Chegamos ao cume da montanha de inconveniências que povoam o cenário contemporâneo da política brasileira. A CPI da Covid – instalada por voluntarismo de um ministro do Supremo Tribunal Federal e capitulação do Senado quanto às suas prerrogativas de poder constituído – teve vazado o relatório que, em sua versão original, incriminaria o presidente da República, filhos e equipe do governo. O fato provocou o adiamento da leitura da peça, supostamente para correções e/ou alterações. Queiram ou não os seus integrantes, é um desgaste para o grupo que, mais do que nunca, precisa de credibilidade para ter aceitas as suas conclusões.
Além da criação transversa e composição de maioria oposicionista, durante o seu funcionamento a CPI foi acusada de funcionar como palanque pré-eleitoral de 2022 para a eleição presidencial e a reeleição de senadores e de governadores que, convenientemente, não foram investigados apesar das denúncias de desvio dos recursos federais remetidos para o combate à pandemia. Insensíveis a milhares de brasileiros morrendo asfixiados em UTIs sucateadas e nas portas dos hospitais sem vagas, os senadores preferiram, por razões que devem ser apuradas, não investigar o que foi feito com o dinheiro nos estados e municípios e nem conhecer a corrupção largamente denunciada na compra de respiradores em lojas de vinhos e outros estabelecimentos impróprios, muitos deles pagos e não entregues. Preferiram manter o foco em “pegar” o presidente da República. Agora, como só tentaram enredar o governo federal e não atuaram sobre o objeto natural da apuração, e principalmente para salvar vidas, os nobres senadores não sabem como concluir os trabalhos.
O Senado jamais deveria ter instalado uma CPI sob o tacão do Judiciário. Se seus requerentes não reuniam os votos necessários para aprová-la, paciência. Mas, já que houve a capitulação e o órgão investigador funcionou da forma que toda a nação acompanhou e observou, é importante que as conclusões sejam firmes e incontestáveis. Jamais deixar a impressão de que o seu relatório, em vez de fatos apurados, seja mero espelho da militância oposicionista dos membros e contemple suposições. Se o presidente da República, ministros ou quaisquer outra autoridade cometeram infrações ou crimes, que paguem por isso, mas sob fatos concretos. Por mais repetitivo que isso possa parecer, ali também deveriam estar pelo menos as citações de governadores e prefeitos que desviaram criminosamente os recursos federais da Covid para com eles pagar precatórios, folha de salários do funcionalismo e outras despesas de responsabilidade do orçamento corrente de seus governos. Só isso, que potencializou a pandemia e fez o povo sofrer, justificaria a montagem de uma CPI específica para sua apuração.
Senadores preferiram, por razões que devem ser apuradas, não investigar o que foi feito com o dinheiro nos estados e municípios e nem conhecer a corrupção largamente denunciada na compra de respiradores.
Bem ou mal, a pandemia caminha para o fim. Parece, no entanto, que a CPI faz de tudo para mantê-la viva (mesmo que inativa) por mais alguns meses, o que seria inaceitável. Assembleias Legislativas estaduais e Câmaras Municipais também apuram o que fizeram governadores e prefeitos com os recursos da pandemia. No Rio de Janeiro, o governador Wilson Witzel até já foi cassado, e outros poderão ter o mesmo destino se as apurações forem a fundo. Essa é uma esperança.

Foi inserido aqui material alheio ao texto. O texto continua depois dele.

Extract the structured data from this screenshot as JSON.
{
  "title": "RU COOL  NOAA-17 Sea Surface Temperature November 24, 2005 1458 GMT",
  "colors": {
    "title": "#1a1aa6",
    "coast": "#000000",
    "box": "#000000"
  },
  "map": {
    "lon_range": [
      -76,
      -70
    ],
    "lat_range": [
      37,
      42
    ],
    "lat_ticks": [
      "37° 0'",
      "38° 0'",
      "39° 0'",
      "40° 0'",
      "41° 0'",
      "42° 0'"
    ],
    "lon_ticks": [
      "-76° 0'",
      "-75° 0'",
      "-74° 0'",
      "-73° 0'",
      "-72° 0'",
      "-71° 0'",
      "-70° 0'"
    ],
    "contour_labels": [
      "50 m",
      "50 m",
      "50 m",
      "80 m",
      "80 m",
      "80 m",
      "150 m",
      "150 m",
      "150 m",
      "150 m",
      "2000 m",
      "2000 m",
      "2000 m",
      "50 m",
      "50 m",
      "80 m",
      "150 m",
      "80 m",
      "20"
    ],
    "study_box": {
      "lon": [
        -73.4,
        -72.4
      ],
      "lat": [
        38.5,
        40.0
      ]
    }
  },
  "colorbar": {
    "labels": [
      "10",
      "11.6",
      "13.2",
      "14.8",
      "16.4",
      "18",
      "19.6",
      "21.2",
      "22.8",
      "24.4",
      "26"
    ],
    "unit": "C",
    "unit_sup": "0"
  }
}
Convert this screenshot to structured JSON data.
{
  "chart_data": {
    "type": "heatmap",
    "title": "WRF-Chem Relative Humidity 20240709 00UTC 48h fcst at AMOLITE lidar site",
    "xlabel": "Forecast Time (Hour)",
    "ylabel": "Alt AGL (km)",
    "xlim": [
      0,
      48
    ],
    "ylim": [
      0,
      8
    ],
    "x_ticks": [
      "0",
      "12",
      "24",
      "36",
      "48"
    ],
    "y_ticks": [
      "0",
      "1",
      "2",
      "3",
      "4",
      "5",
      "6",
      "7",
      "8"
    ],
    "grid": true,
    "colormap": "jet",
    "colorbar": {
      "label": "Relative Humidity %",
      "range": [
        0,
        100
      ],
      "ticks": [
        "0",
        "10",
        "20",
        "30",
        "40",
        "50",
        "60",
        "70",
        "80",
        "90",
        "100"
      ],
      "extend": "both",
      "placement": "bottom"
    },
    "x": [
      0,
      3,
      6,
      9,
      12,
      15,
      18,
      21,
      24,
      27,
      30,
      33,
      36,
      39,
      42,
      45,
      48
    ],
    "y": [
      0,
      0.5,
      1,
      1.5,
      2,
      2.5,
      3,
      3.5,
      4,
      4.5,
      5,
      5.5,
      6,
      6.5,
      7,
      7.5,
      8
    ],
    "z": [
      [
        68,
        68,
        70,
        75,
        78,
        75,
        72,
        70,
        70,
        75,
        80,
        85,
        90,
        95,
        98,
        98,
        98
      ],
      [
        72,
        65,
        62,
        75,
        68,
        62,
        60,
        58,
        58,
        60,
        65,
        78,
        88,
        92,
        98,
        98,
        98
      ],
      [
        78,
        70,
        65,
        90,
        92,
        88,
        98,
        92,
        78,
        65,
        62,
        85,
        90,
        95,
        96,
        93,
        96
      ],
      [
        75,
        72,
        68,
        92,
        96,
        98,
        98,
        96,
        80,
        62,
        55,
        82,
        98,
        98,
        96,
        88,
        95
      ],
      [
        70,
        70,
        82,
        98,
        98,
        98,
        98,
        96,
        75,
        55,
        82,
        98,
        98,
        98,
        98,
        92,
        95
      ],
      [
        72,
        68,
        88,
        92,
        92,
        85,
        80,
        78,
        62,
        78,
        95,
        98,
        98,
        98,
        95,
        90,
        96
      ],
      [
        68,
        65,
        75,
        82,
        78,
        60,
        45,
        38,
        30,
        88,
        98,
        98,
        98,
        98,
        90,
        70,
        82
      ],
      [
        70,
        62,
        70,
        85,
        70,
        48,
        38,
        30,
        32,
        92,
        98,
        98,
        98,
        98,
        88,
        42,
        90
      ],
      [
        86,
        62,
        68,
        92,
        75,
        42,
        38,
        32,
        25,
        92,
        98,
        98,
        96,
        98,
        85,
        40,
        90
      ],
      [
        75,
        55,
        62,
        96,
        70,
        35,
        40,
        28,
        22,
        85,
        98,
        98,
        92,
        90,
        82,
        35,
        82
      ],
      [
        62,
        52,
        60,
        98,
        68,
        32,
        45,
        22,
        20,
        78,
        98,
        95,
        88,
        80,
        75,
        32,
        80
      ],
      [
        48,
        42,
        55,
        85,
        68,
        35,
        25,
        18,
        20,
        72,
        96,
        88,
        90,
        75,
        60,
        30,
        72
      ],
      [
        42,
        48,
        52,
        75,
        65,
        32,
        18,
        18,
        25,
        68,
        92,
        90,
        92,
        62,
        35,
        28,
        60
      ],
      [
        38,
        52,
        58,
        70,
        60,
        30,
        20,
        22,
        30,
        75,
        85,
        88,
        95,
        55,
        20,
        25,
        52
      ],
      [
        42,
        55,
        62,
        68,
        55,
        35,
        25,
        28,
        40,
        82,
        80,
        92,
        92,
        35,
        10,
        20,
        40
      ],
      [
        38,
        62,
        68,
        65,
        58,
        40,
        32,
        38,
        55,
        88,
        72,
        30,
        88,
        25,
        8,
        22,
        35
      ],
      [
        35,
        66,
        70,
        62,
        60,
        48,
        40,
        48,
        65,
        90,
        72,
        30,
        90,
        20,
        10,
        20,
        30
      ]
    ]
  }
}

Os parlamentares (senadores e também deputados) precisam voltar a decidir suas pendências pelo voto – como manda a essência legislativa – e deixar de concordar e compactuar com o engavetamento de proposituras (como os pedidos de impeachment) que, em vez de produzir efeitos, viram moedas de troca. Isso abre a oportunidade de judicialização que, a nosso ver, é inconstitucional e destruidora dos fundamentos do Estado Democrático de Direito.
Precisamos de seriedade. Todos os fatos concretamente apurados e provados pelas CPIs e outros instrumentos têm de produzir consequências. Mas o ativismo político e as suposições devem ficar fora disso. Para a nação, pouco importa se o errante é de direita, de esquerda ou de centro e o cargo que ocupa. Todos eles têm direito a apurações isentas e confiáveis, jamais operadas por reconhecidos algozes como parece ser o caso da CPI da Covid em relação ao presidente da República.
Dirceu Cardoso Gonçalves é tenente da Polícia Militar de São Paulo e dirigente da Associação de Assistência Social dos Policiais Militares de São Paulo (Aspomil).